Gun law a paper work nightmare for Nunavimmiut

By JANE GEORGE

KUUJJUAQ — Nunavik officials are trying to prepare the region’s population for the inevitable mounds of paperwork and frustration that go hand-in-hand with new federal gun control rules and regulations.

The Kativik Regional Government has been offering gun safety courses in communities, while the Makivik Corporations’s income tax workers, community residents trained to help others fill out their income tax forms, have been trained to fill out the required forms. In

“We’re trying to help people out with the system,” said Sandy Gordon, head of the KRG’s renewable resource department. “That’s not to say everyone agrees with it.”

In fact, some people in Nunavik are very wary of the law’s intent.

One man in Ivujivik believes the government eventually plans to confiscate all firearms.

“They don’t want to opposition to be armed,” he said. “That’s the real reason for gun regulation.”

Others, including Paulusi Novalinga, head of Nunavik’s hunting, fishing and trapping association, says the new law will cause hardship for hunters.

Novalinga said hunters who were once in trouble with the law, but now keep out of trouble, face hunger when authorities decide they can’t legally possess a firearm because of their criminal records.

“By being good neighbours when we have friends and family in this situation, some of us are forced to break the rules by lending them our firearms,” said Novalinga. “The roles are too strict for our way of life.”

Some hunters with criminal records have already seen their applications refused or haven’t received any answer yet, causing many angry calls to Gordon.

“They think we made the law, and we can stop it,” Gordon said.

Gordon is the only trained instructor in Nunavik who can deliver safety courses in Inuttitut, and he’s already been through Nunavik’s communities twice already to offer the course.

Many Nunavimmiut have already taken the course that leads to licensing, but there will be a new crop of 18-year-olds wanting the course every year, and Gordon wonders how the region will keep up with this demand.

“It’s a never-ending process,” Gordon said.

Several hundred applications also have been filled in and sent on for approval.
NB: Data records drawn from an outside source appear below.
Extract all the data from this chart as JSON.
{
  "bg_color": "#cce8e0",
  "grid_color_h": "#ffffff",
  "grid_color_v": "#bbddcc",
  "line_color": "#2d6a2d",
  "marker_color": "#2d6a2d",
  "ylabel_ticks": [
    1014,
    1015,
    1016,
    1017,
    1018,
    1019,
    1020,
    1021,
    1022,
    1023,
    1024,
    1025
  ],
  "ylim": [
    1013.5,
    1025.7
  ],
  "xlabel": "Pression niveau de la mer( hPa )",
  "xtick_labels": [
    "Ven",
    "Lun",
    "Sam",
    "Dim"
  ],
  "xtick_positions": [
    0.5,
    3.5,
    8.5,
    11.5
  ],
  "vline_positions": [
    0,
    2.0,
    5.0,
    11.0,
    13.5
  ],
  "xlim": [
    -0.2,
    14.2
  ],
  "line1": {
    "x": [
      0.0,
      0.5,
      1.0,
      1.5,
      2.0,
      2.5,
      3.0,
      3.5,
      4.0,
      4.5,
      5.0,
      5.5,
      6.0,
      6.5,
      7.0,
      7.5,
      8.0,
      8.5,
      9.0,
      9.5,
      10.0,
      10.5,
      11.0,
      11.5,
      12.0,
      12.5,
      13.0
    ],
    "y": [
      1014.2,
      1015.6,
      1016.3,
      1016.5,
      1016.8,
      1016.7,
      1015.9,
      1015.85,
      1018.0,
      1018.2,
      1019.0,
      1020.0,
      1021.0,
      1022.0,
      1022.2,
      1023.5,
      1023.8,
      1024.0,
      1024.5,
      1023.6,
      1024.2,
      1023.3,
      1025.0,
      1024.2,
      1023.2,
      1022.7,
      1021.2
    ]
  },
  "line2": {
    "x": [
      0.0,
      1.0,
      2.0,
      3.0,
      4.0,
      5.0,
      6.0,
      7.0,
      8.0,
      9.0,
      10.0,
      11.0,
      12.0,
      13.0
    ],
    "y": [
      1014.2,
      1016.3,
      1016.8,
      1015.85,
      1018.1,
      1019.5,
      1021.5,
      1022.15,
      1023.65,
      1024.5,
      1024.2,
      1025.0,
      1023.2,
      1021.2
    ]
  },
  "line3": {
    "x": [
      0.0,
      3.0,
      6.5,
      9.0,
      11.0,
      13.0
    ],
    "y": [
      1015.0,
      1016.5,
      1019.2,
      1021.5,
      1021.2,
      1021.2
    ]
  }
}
These applications for a license require a photo, a copy of course results and demands answers to a host of personal questions.

“Do you know if you have been reported to the police or social services for violence, threatened or attempted violence or other conflict in our home or else where?” asks the form.

It also obliges applicants to submit the signatures of present and former spouses, approving their application to use firearms.

Gordon, a justice of the peace in Kuujjuaq, is sensitive to the fact that guns can play a role in domestic violence or suicide, but he’s not convinced that denying someone a firearm solves the problem.

“If you have the will, you will find the weapon,” he said.